Detiktoday.com – Anggota DPRD Provinsi Jawa Barat, Diah Fitri Maryani mengimbau masyarakat untuk meningkatkan kewaspadaan terhadap kondisi cuaca yang belakangan berubah secara tidak menentu. Menurutnya, perubahan cuaca ekstrem yang terjadi dalam waktu singkat berpotensi menimbulkan berbagai risiko bagi keselamatan dan kesehatan masyarakat.
Diah menyampaikan bahwa kondisi cuaca yang berganti cepat, mulai dari panas terik hingga hujan deras disertai angin kencang, perlu diantisipasi secara serius oleh seluruh elemen masyarakat.
“Perubahan cuaca yang ekstrem dapat memicu berbagai kejadian seperti banjir, pohon tumbang, genangan air, hingga gangguan kesehatan. Karena itu masyarakat perlu lebih waspada,” ujarnya.
Politisi PDI Perjuangan tersebut menyoroti daerah-daerah yang memiliki tingkat kerentanan tinggi terhadap bencana, terutama kawasan rawan banjir dan wilayah padat penduduk. Ia meminta warga untuk berhati-hati saat beraktivitas di luar rumah, khususnya ketika cuaca buruk mulai terjadi.
Selain mengingatkan masyarakat, Diah juga mendorong pemerintah daerah untuk memperkuat langkah kesiapsiagaan menghadapi potensi cuaca ekstrem. Ia menilai sistem peringatan dini dan penyebaran informasi kebencanaan harus terus ditingkatkan agar masyarakat dapat melakukan langkah antisipatif lebih cepat.
Menurutnya, akses terhadap informasi cuaca yang akurat dan mudah dijangkau menjadi hal penting dalam mengurangi risiko bencana di tengah perubahan iklim yang semakin dinamis.

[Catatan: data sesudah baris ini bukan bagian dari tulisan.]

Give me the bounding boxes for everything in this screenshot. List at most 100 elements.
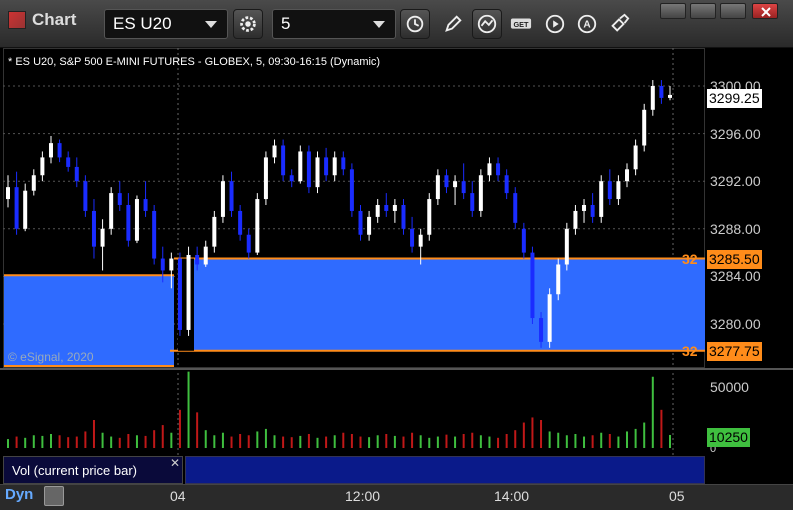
candle-body xyxy=(341,157,346,170)
zone-bottom-tag: 3277.75 xyxy=(707,342,762,361)
candle-body xyxy=(298,151,303,182)
candle-body xyxy=(6,187,10,200)
zone-top-tag: 3285.50 xyxy=(707,250,762,269)
candle-body xyxy=(539,318,544,342)
candle-body xyxy=(263,157,268,200)
candle-body xyxy=(444,175,449,188)
candle-body xyxy=(556,264,561,295)
candle-body xyxy=(74,166,79,182)
candle-body xyxy=(31,175,36,191)
candle-body xyxy=(315,157,320,188)
panel-separator[interactable] xyxy=(0,368,793,370)
candle-body xyxy=(358,210,363,235)
candle-body xyxy=(126,205,131,241)
candle-body xyxy=(238,210,243,235)
candle-body xyxy=(625,169,630,182)
candle-body xyxy=(57,143,62,158)
time-tick: 12:00 xyxy=(345,488,381,504)
candle-body xyxy=(91,210,96,247)
candle-body xyxy=(220,181,225,217)
candle-body xyxy=(384,205,389,211)
candle-body xyxy=(435,175,440,200)
candle-body xyxy=(160,258,165,271)
price-tick: 3280.00 xyxy=(710,316,761,332)
candle-body xyxy=(332,157,337,176)
candle-body xyxy=(392,205,397,211)
candle-body xyxy=(203,246,208,265)
candle-body xyxy=(349,169,354,211)
price-tick: 3296.00 xyxy=(710,125,761,142)
candle-body xyxy=(607,181,612,200)
dynamic-mode-label[interactable]: Dyn xyxy=(5,486,33,503)
candle-body xyxy=(255,199,260,253)
candle-body xyxy=(48,143,53,158)
candle-body xyxy=(169,258,174,271)
candle-body xyxy=(461,181,466,194)
time-tick: 05 xyxy=(669,488,685,504)
candle-body xyxy=(195,254,200,265)
candle-body xyxy=(367,216,372,235)
candle-body xyxy=(410,228,415,247)
candle-body xyxy=(229,181,234,211)
candle-body xyxy=(143,199,148,211)
candle-body xyxy=(530,252,535,319)
candle-body xyxy=(324,157,329,176)
candle-body xyxy=(418,234,423,247)
candle-body xyxy=(487,163,492,176)
candle-body xyxy=(66,157,71,167)
candle-body xyxy=(23,190,28,229)
candle-body xyxy=(478,175,483,211)
price-tick: 3292.00 xyxy=(710,173,761,190)
candle-body xyxy=(152,210,157,259)
candle-body xyxy=(272,145,277,158)
candle-body xyxy=(246,234,251,253)
time-tick: 04 xyxy=(170,488,186,504)
candle-body xyxy=(281,145,286,176)
candle-body xyxy=(573,210,578,229)
zone-top-prefix: 32 xyxy=(682,251,698,267)
candle-body xyxy=(306,151,311,188)
candle-body xyxy=(590,205,595,217)
candle-body xyxy=(659,86,664,98)
support-zone xyxy=(178,258,705,351)
candle-body xyxy=(83,181,88,211)
candle-body xyxy=(521,228,526,253)
candle-body xyxy=(470,193,475,211)
volume-tick-50000: 50000 xyxy=(710,379,749,395)
lock-icon[interactable] xyxy=(44,486,64,506)
candle-body xyxy=(633,145,638,170)
candle-body xyxy=(496,163,501,176)
candle-body xyxy=(668,94,672,98)
candle-body xyxy=(375,205,380,217)
candle-body xyxy=(134,199,139,241)
volume-study-bar xyxy=(185,456,705,484)
candle-body xyxy=(14,187,19,229)
chart-title: * ES U20, S&P 500 E-MINI FUTURES - GLOBE… xyxy=(8,56,381,68)
price-tick: 3284.00 xyxy=(710,268,761,285)
candle-body xyxy=(547,294,552,342)
price-tick: 3288.00 xyxy=(710,220,761,237)
candle-body xyxy=(650,86,655,110)
candle-body xyxy=(599,181,604,217)
candle-body xyxy=(427,199,432,235)
time-tick: 14:00 xyxy=(494,488,530,504)
candle-body xyxy=(117,193,122,205)
last-price-tag: 3299.25 xyxy=(707,89,762,108)
candle-body xyxy=(582,205,587,211)
zone-bottom-prefix: 32 xyxy=(682,343,698,359)
candle-body xyxy=(186,254,191,330)
candle-body xyxy=(177,258,182,330)
copyright-watermark: © eSignal, 2020 xyxy=(8,350,94,364)
candle-body xyxy=(616,181,621,200)
candle-body xyxy=(100,228,105,247)
candle-body xyxy=(564,228,569,265)
close-study-icon[interactable]: ✕ xyxy=(170,456,180,470)
volume-study-label[interactable]: Vol (current price bar) xyxy=(3,456,183,484)
candle-body xyxy=(40,157,45,176)
chart-canvas[interactable] xyxy=(0,0,793,510)
candle-body xyxy=(453,181,458,188)
candle-body xyxy=(513,193,518,223)
last-volume-tag: 10250 xyxy=(707,428,750,447)
candle-body xyxy=(642,109,647,146)
candle-body xyxy=(401,205,406,229)
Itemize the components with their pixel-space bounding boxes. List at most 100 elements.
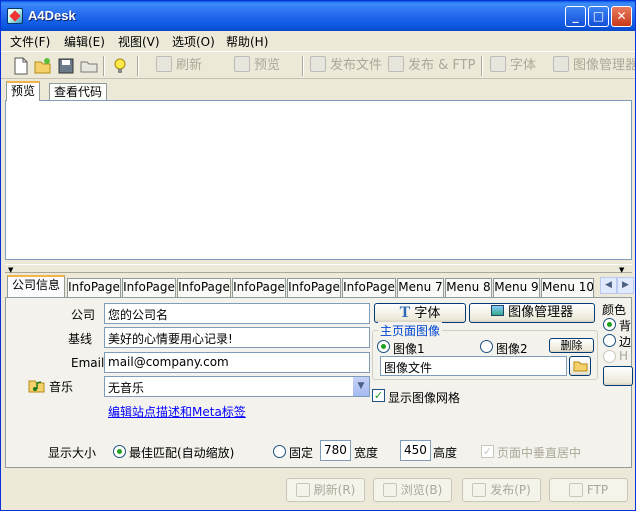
- tab-infopage-5[interactable]: InfoPage: [287, 278, 341, 297]
- browse-button[interactable]: 浏览(B): [373, 478, 452, 502]
- fixed-size-radio[interactable]: [273, 445, 286, 458]
- music-select-value: 无音乐: [108, 381, 145, 395]
- browser-icon: [382, 483, 397, 497]
- title-bar[interactable]: A4Desk _ □ ✕: [1, 1, 635, 31]
- main-image-group-title: 主页面图像: [378, 322, 443, 339]
- window-title: A4Desk: [28, 8, 76, 23]
- refresh-button[interactable]: 刷新(R): [286, 478, 365, 502]
- edit-meta-link[interactable]: 编辑站点描述和Meta标签: [108, 403, 246, 420]
- toolbar-font-button[interactable]: 字体: [490, 56, 536, 76]
- publish-icon: [472, 483, 487, 497]
- tab-company-info[interactable]: 公司信息: [7, 275, 65, 297]
- image-manager-button[interactable]: 图像管理器: [469, 303, 595, 323]
- show-grid-label: 显示图像网格: [388, 391, 461, 405]
- settings-tab-strip: 公司信息 InfoPage InfoPage InfoPage InfoPage…: [5, 275, 634, 297]
- font-button[interactable]: T 字体: [374, 303, 466, 323]
- color-border-radio[interactable]: [603, 334, 616, 347]
- tab-infopage-6[interactable]: InfoPage: [342, 278, 396, 297]
- refresh-icon: [156, 56, 172, 72]
- show-grid-checkbox[interactable]: ✓: [372, 389, 385, 402]
- tab-view-code[interactable]: 查看代码: [49, 83, 108, 100]
- image1-radio[interactable]: [377, 340, 390, 353]
- email-input[interactable]: mail@company.com: [104, 352, 370, 373]
- menu-file[interactable]: 文件(F): [10, 33, 50, 50]
- refresh-icon: [295, 483, 310, 497]
- toolbar-separator: [481, 56, 483, 76]
- preview-pane[interactable]: [5, 100, 632, 260]
- toolbar-publish-ftp-button[interactable]: 发布 & FTP: [388, 56, 475, 76]
- image2-radio[interactable]: [480, 340, 493, 353]
- tab-menu-7[interactable]: Menu 7: [397, 278, 444, 297]
- tab-infopage-1[interactable]: InfoPage: [67, 278, 121, 297]
- image-icon: [490, 305, 504, 316]
- width-input[interactable]: 780: [320, 440, 351, 461]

“Informasi cuaca yang cepat dan tepat sangat membantu masyarakat dalam mengambil keputusan dan menghindari risiko yang lebih besar,” katanya.
Diah juga menekankan pentingnya koordinasi lintas sektor, mulai dari BPBD, Dinas Kesehatan, hingga instansi terkait lainnya, agar penanganan situasi darurat dapat berjalan efektif apabila terjadi cuaca ekstrem.
Ia mengajak masyarakat untuk menjadikan informasi resmi dari Badan Meteorologi, Klimatologi, dan Geofisika sebagai rujukan utama dalam memantau perkembangan cuaca.
Selain itu, Diah mengingatkan warga agar tidak mudah percaya pada informasi yang belum terverifikasi di media sosial. Ia meminta masyarakat tetap tenang namun siaga dalam menghadapi situasi yang berkembang.
“Jangan mudah terpancing informasi yang belum jelas kebenarannya. Tetap waspada tanpa panik, dan pastikan informasi berasal dari sumber resmi,” tegasnya.
Di akhir pernyataannya, Diah Fitri menekankan bahwa upaya menghadapi dampak perubahan iklim membutuhkan keterlibatan seluruh pihak. Ia berharap kesadaran masyarakat terhadap pentingnya menjaga lingkungan dan meningkatkan kesiapsiagaan bencana dapat terus diperkuat demi keselamatan bersama.